Slovakia keeps narrowing its VAT Gap

It still lost €1.872 billion in VAT revenues in 2016, based on the latest report.

(Source: Sme)

The VAT Gap in Slovakia continued its downward trend. Since 2012, the VAT Gap, which shows the difference between the expected VAT revenue and the amount actually collected, has fallen in Slovakia by 11 percentage points from 37 percent to 26 percent in 2016. Nevertheless, Slovakia still lost €1.872 billion in VAT revenues in 2016, based on a study the European Commission published on September 21. This means that while the basic VAT in Slovakia was 20 percent and the reduced one 10 percent, the effective rate was 16.1 percent in 2016.

EU countries lost almost €150 billion in value-added tax (VAT) revenues in 2016, according to the study.

Read also:Slovakia is fourth worst in collection of VAT in EU Read more 

Economic Affairs Commissioner Pierre Moscovici commended EU Member States for improving VAT collection throughout the EU.

“But a loss of €150 billion per year for national budgets remains unacceptable, especially when €50 billion of this is lining the pockets of criminals, fraudsters and probably even terrorists,” Moscovici said, as cited in the press release.

While member states have carried out a lot of work to improve VAT collection, the latest figures show that reform of the current EU VAT system, combined with better cooperation at EU level, are needed so that member states can make full use of VAT revenues in their budgets, reads the EC press release.

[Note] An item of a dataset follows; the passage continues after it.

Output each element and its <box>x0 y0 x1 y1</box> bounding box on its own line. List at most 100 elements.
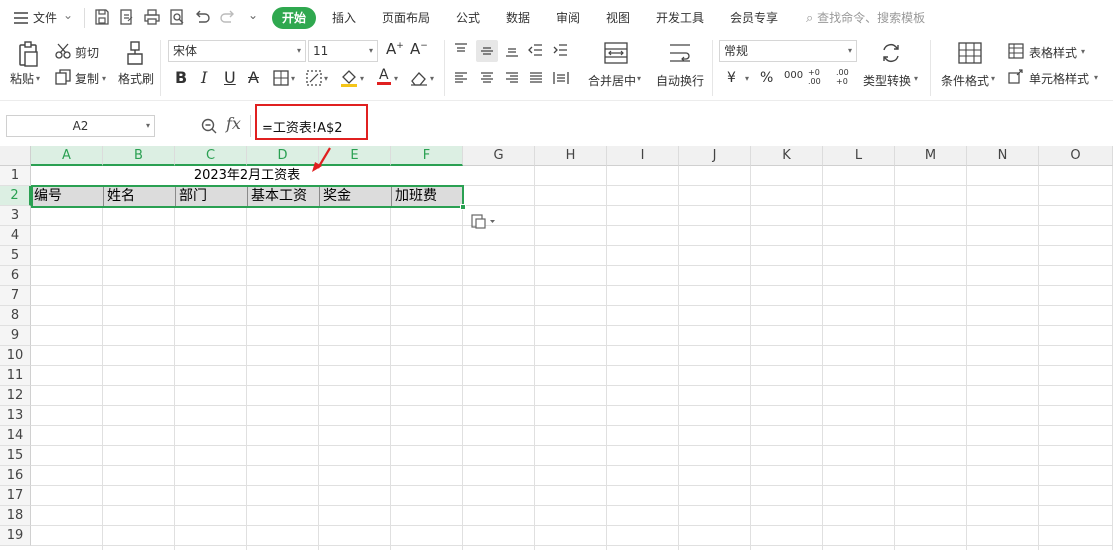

In nominal terms, the VAT Gap decreased by €10.5 billion to €147.1 billion in 2016, a drop to 12.3 percent of total VAT revenues compared to 13.2 percent the year before.

The individual performance of the member states still varies significantly. The VAT Gap decreased in 22 member states with Bulgaria, Latvia, Cyprus, and the Netherlands displaying strong performances, with decreases of more than 5 percentage points in VAT losses.

However, the VAT Gap did increase in six member states: Romania, Finland, the UK, Ireland, Estonia, and France, the EC wrote in its press release.